Despite Supreme Court’s instructions, industries continue to pollute

Substandard waste management system getting worse day by day: experts.

Farhan Zaheer October 07, 2012

KARACHI: One of the few things that residents of Karachi should be thankful to the Supreme Court for is showing continued interest in the industrial waste management of the metropolitan city. However, turning a deaf ear to the apex court’s notices for gross negligence, industries continue to operate their businesses as usual.

While industries in Karachi claim that they are acting in accordance with all the instructions of the Supreme Court on solid waste management; active environment experts believed that the ground reality is very different. The nexus of municipal authorities and industries seems to have acquired a lot of muscle in the absence of proper checks and balances in the largest industrial city of the country.

National Forum for Environment and Health President Naeem Qureshi says that solid waste management in Karachi is very poor, despite the keen interest of the apex court on the issue.

“As far as I think, four national and international companies have completed their feasibility reports on solid waste management in the city in the last 15 years,” said Qureshi, “but, the net result is zero; which shows that there are some vested interests of the government that do not want to see any such system working effectively in the city.”

“These same stakes in the government turned down all offers made by foreign companies to treat Karachi’s solid waste,” he said. Karachi produces over 10,000 tons of solid waste every day, and, in the absence of a proper waste management system, things are getting worse every year, added Qureshi.

After instructions from the court, industries increased their efforts to dispose of solid waste properly, Sindh Minister for Environment Sheikh Muhammad Afzal said, when asked about progress on the court’s directives.

The industrial zones have built half a dozen collection points to dump solid waste, that is picked up by municipal authorities and taken to land-fill sites, he said.

“I have taken up the matter and I will check what improvement industries have made recently,” said Afzal.

In the absence of treatment plants and drainage systems, thousands of industries dump toxic industrial waste in storm-water drains, which flow directly into the Arabian Sea. Environment protection groups had often highlighted the indifference of industries over the discharge of toxic materials, but the government seems insensitive to environmental degradation.

Ehteshamuddin, chairman of the Korangi Association of Trade and Industry, one of the biggest industrial zones of Karachi, said that organisations in his industrial zone were taking the matter seriously and doing what was required.

There have been incidents in recent years in which children were killed due to exposure to toxic waste discharged by industries in their own surroundings.

Masood Naqi, head of the Korangi Industrial Trading Estate, said that the Supreme Court had not actually taken any notice, but merely issued instructions on solid waste management to the zones.

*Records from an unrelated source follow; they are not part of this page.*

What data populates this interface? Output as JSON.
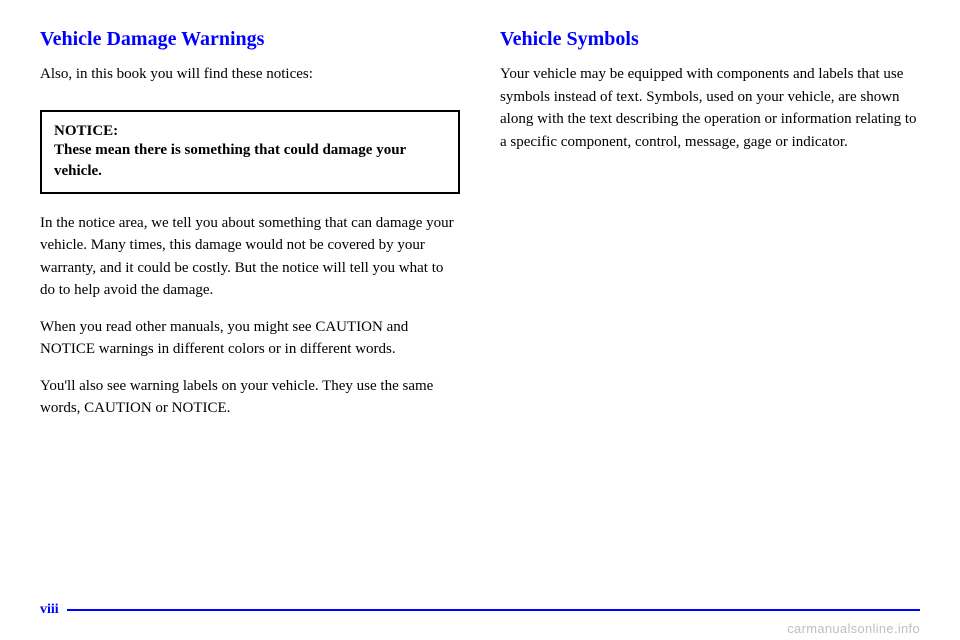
{
  "left": {
    "para1": "In the notice area, we tell you about something that can damage your vehicle. Many times, this damage would not be covered by your warranty, and it could be costly. But the notice will tell you what to do to help avoid the damage.",
    "para2": "When you read other manuals, you might see CAUTION and NOTICE warnings in different colors or in different words.",
    "para3": "You'll also see warning labels on your vehicle. They use the same words, CAUTION or NOTICE.",
    "heading": "Vehicle Damage Warnings",
    "intro": "Also, in this book you will find these notices:",
    "notice_label": "NOTICE:",
    "notice_text": "These mean there is something that could damage your vehicle."
  },
  "right": {
    "heading": "Vehicle Symbols",
    "para1": "Your vehicle may be equipped with components and labels that use symbols instead of text. Symbols, used on your vehicle, are shown along with the text describing the operation or information relating to a specific component, control, message, gage or indicator."
  },
  "footer": {
    "page_num": "viii"
  },
  "watermark": "carmanualsonline.info",
  "colors": {
    "accent": "#0000ff",
    "body_text": "#000000",
    "watermark": "#bfbfbf",
    "background": "#ffffff"
  }
}
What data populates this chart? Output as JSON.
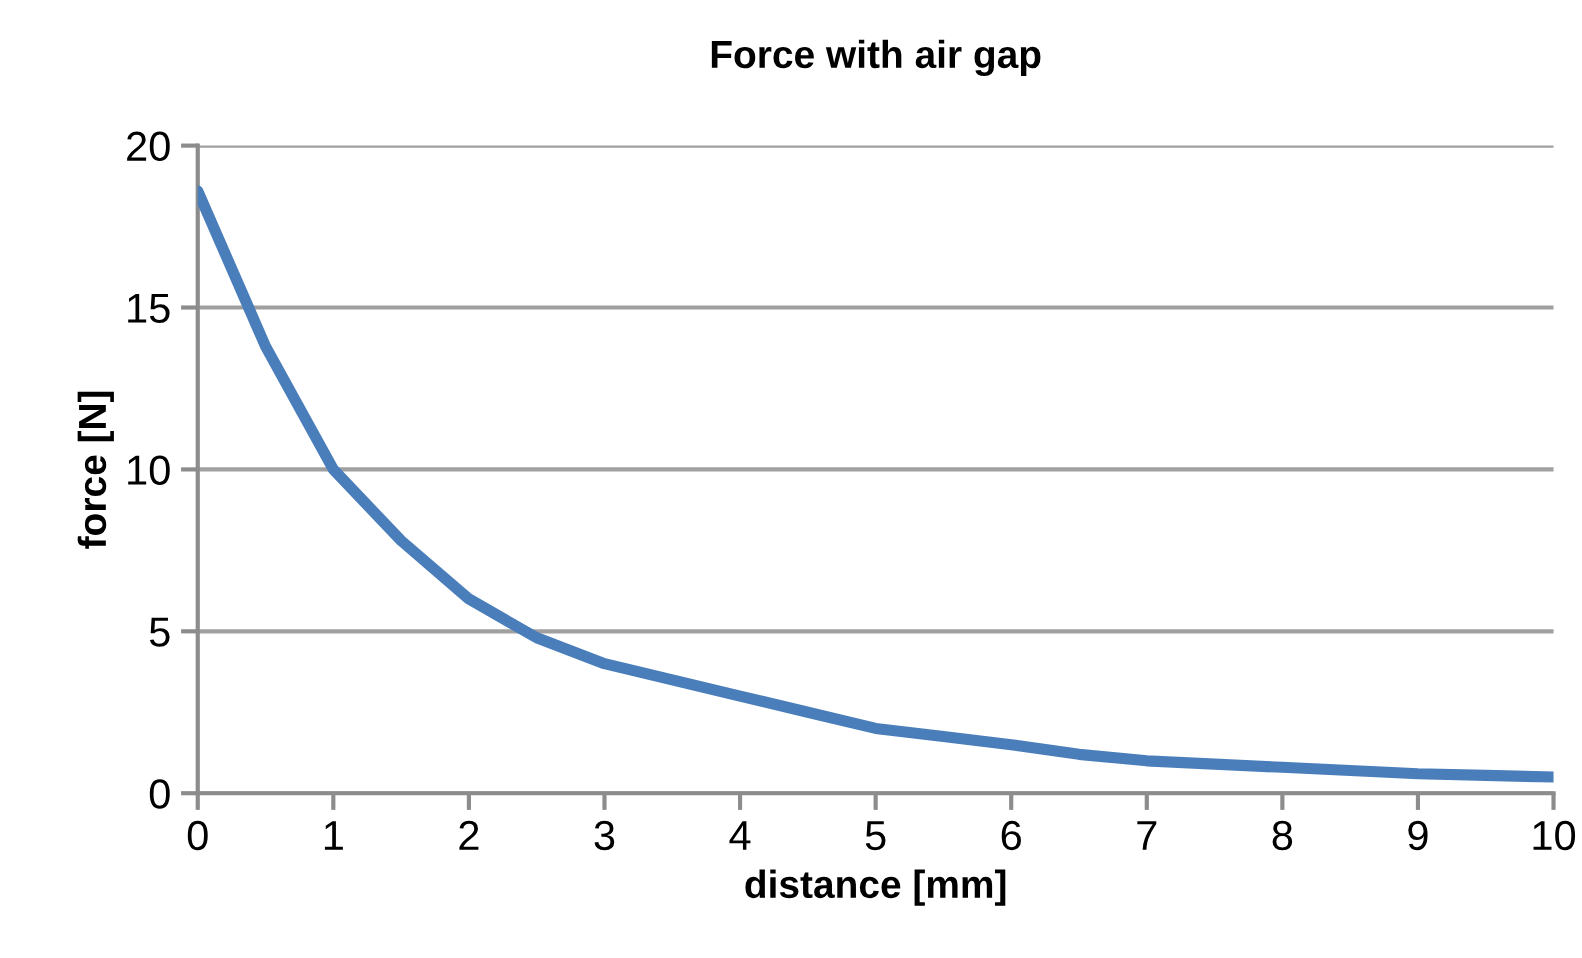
{
  "chart_data": {
    "type": "line",
    "title": "Force with air gap",
    "xlabel": "distance [mm]",
    "ylabel": "force [N]",
    "x": [
      0,
      0.5,
      1,
      1.5,
      2,
      2.5,
      3,
      3.5,
      4,
      4.5,
      5,
      5.5,
      6,
      6.5,
      7,
      7.5,
      8,
      8.5,
      9,
      9.5,
      10
    ],
    "series": [
      {
        "color": "#4a7ebb",
        "values": [
          18.6,
          13.8,
          10,
          7.8,
          6,
          4.8,
          4,
          3.5,
          3,
          2.5,
          2,
          1.75,
          1.5,
          1.2,
          1,
          0.9,
          0.8,
          0.7,
          0.6,
          0.55,
          0.5
        ]
      }
    ],
    "xlim": [
      0,
      10
    ],
    "xticks": [
      0,
      1,
      2,
      3,
      4,
      5,
      6,
      7,
      8,
      9,
      10
    ],
    "ylim": [
      0,
      20
    ],
    "yticks": [
      0,
      5,
      10,
      15,
      20
    ],
    "grid": "y",
    "marker": "none",
    "line_style": "solid"
  }
}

“Not only Korangi, but all industrial zones of the city have improved their solid waste management systems by allocating landfills for municipal authorities inside the industrial zones,” he added.

The Korangi industrial zone is home to one of the largest clusters of leather industries in Pakistan.

Pakistan Tanners Association’s former chairman Gulzar Feroz claims that the leather industry in Korangi treats its waste, especially its wastewater, before dumping it into the sea.

“Our combined treatment plant had been operational for the last four years,” he said, adding that the notice that the Supreme Court took a few years ago was regarding ineffective management of solid waste in Karachi, and had nothing to do with the combine treatment plants in the city.

Published in The Express Tribune, October 8th, 2012.